Wednesday, December 6, 2006

Playoff or busted: Everyone knows the Bowl Championship Series is broken. Broken broken broken. But the most anyone's done is the 109th Congress threatening to take away the BCS' Sherman Antitrust exemption. That didn't go far. Why the inaction? Take it away, Sports Illustrated:

Let's say you work in an office and you come into work on Monday to find that the copier has died. There would seem to be one clear, obvious solution to this problem: Replace the copier. After discussing the matter with several of your co-workers, they're all in agreement: the copier is broken and it needs to be replaced. You bring this up to your office manager, and she also agrees that, yes, something needs to be done about the broken copier.

Three weeks later, you walk into work and the same, non-functioning copier is sitting right where you left it. Why? Because your office manager needs clearance from her supervisor before making such a major purchase. And while the supervisor shares everyone's concerns about the copier, he's facing pressure from his supervisor to reduce spending in the office and is going to need a thorough review of company copying needs before determining whether a new copier is truly the best course of action.

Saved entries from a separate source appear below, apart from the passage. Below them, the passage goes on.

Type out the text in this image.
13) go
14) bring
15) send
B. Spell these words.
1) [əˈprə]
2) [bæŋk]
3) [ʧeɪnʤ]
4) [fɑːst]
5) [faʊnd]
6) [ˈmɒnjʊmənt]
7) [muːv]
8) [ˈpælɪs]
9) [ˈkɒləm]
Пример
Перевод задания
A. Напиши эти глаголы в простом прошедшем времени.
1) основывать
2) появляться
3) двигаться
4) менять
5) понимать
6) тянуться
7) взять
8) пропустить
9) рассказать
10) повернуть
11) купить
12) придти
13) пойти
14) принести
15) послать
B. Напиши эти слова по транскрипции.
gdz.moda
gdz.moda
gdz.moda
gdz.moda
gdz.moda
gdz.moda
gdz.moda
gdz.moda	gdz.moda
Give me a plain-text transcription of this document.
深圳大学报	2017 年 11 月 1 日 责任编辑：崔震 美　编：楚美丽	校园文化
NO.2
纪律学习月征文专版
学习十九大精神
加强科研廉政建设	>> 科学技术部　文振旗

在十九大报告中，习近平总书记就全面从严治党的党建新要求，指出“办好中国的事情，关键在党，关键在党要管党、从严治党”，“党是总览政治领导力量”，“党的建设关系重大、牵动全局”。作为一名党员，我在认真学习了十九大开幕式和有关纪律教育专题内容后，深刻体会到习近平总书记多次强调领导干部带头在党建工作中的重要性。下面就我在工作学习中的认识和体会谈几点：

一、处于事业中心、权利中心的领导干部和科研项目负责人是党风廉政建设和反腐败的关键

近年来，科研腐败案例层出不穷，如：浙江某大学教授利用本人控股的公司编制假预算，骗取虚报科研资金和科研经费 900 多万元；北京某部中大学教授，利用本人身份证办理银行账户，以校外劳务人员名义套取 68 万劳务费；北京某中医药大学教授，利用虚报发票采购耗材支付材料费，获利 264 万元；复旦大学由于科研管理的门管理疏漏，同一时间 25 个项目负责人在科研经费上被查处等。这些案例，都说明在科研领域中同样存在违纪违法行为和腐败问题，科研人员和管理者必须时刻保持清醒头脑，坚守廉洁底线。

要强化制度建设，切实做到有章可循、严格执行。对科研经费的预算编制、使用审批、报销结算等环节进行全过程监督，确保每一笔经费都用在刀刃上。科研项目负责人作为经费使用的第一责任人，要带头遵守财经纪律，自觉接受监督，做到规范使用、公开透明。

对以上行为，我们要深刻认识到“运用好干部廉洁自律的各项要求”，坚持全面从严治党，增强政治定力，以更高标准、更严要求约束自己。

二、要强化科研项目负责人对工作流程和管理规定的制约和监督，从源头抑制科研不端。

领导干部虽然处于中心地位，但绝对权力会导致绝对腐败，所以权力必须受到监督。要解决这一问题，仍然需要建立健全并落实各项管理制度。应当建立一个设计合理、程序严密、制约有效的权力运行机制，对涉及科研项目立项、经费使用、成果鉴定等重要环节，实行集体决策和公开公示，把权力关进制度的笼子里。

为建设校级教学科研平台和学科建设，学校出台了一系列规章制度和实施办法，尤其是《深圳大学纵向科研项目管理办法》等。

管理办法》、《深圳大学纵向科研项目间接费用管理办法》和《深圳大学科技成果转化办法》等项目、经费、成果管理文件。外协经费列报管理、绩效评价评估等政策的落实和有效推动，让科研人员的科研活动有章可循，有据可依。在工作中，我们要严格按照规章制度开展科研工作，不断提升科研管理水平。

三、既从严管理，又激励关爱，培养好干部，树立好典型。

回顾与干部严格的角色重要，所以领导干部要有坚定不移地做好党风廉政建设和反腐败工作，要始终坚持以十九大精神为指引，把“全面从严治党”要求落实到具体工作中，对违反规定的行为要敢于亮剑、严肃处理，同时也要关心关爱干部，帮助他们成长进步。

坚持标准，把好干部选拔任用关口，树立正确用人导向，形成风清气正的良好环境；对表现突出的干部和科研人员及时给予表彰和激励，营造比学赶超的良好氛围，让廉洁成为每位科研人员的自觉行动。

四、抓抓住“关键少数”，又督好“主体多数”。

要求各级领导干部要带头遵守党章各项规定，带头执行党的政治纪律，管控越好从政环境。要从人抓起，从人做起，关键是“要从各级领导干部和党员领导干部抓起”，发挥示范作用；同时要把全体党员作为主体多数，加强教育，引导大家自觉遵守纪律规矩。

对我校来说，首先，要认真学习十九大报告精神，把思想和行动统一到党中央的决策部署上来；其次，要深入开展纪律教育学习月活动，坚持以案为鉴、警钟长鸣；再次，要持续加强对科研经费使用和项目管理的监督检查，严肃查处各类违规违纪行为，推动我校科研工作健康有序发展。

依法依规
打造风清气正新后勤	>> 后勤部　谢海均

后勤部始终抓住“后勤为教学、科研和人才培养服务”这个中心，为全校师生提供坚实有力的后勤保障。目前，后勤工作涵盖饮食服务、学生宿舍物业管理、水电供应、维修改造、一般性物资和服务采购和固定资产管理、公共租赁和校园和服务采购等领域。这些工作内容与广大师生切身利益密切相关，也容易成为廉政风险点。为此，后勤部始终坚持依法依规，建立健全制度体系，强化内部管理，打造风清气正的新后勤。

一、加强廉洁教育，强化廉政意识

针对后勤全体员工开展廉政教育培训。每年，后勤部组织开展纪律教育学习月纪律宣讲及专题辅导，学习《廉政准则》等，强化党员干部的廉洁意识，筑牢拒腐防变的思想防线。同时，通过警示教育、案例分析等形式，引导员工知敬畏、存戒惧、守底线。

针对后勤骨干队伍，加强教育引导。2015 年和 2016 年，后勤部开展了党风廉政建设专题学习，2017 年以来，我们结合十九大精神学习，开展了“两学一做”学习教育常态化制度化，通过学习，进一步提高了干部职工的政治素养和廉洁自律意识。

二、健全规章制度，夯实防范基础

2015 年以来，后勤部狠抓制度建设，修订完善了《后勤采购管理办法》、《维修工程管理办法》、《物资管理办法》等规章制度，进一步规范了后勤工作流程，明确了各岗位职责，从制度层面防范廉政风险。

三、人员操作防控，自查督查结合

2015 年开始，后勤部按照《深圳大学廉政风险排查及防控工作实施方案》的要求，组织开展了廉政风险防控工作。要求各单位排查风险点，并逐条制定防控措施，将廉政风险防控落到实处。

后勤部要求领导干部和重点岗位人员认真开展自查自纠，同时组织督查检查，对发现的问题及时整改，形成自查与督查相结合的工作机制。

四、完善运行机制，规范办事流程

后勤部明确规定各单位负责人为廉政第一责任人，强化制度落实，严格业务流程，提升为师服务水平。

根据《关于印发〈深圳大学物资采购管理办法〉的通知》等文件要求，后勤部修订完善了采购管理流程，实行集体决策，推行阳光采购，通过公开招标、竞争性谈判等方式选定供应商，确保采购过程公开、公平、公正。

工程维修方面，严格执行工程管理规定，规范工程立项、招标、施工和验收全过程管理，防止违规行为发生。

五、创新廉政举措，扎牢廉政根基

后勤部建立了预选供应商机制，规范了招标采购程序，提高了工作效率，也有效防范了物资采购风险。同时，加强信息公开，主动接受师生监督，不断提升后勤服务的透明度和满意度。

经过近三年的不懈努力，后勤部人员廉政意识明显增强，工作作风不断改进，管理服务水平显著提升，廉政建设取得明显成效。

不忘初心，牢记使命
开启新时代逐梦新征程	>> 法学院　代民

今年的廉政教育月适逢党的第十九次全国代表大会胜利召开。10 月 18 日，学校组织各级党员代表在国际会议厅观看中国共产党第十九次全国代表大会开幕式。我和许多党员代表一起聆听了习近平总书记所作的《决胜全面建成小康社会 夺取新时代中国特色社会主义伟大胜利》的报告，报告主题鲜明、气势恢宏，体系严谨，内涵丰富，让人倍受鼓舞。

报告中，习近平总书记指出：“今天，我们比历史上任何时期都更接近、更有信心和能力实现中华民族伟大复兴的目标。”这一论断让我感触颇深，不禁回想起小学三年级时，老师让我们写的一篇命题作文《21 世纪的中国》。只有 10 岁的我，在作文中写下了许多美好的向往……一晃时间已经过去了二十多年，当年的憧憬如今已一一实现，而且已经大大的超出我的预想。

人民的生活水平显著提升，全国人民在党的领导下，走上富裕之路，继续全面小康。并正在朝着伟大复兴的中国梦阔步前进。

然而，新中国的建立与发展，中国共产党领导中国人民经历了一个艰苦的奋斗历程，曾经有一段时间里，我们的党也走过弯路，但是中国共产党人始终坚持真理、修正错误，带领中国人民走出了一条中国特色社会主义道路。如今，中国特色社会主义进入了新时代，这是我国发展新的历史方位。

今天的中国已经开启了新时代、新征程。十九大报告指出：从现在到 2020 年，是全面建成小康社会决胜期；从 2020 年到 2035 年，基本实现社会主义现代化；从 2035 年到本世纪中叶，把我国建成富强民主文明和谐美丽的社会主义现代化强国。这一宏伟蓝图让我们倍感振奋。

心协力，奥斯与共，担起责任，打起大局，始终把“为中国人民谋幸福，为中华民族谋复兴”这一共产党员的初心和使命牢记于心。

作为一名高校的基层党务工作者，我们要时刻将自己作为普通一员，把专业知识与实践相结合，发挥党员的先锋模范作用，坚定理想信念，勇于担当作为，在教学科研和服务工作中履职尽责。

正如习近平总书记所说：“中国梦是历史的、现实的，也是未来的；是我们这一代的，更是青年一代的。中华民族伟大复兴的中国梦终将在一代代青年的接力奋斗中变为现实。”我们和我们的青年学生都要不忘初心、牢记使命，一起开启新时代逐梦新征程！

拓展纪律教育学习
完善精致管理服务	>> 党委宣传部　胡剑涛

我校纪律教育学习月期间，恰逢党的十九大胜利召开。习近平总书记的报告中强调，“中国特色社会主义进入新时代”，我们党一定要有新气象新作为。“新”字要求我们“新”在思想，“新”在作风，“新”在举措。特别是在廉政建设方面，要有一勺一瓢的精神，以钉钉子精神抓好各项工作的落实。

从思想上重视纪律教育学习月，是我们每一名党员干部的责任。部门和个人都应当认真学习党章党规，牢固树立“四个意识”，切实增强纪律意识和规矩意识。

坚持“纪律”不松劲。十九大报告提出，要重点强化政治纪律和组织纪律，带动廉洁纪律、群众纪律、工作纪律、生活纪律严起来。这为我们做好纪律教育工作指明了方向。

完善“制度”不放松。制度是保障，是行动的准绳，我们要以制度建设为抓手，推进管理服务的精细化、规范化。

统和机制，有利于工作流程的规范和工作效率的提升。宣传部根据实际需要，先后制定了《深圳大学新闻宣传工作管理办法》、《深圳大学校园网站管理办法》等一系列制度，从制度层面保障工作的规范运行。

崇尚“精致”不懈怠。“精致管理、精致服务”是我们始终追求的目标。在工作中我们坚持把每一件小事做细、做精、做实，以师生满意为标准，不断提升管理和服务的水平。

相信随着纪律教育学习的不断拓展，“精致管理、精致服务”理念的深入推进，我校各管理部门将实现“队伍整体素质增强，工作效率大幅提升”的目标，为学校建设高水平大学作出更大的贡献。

Finally, your office has a longstanding relationship with Kinko's, and Kinko's has been reminding your boss on a weekly basis how loyal it's been to your company over the years and how it hopes you will keep that in mind when making any future copying decisions.

The end result of all this is that, while nearly everyone involved agrees that something should be done about the broken copier, it will wind up staying there for the conceivable future.

The broken copier represents the BCS.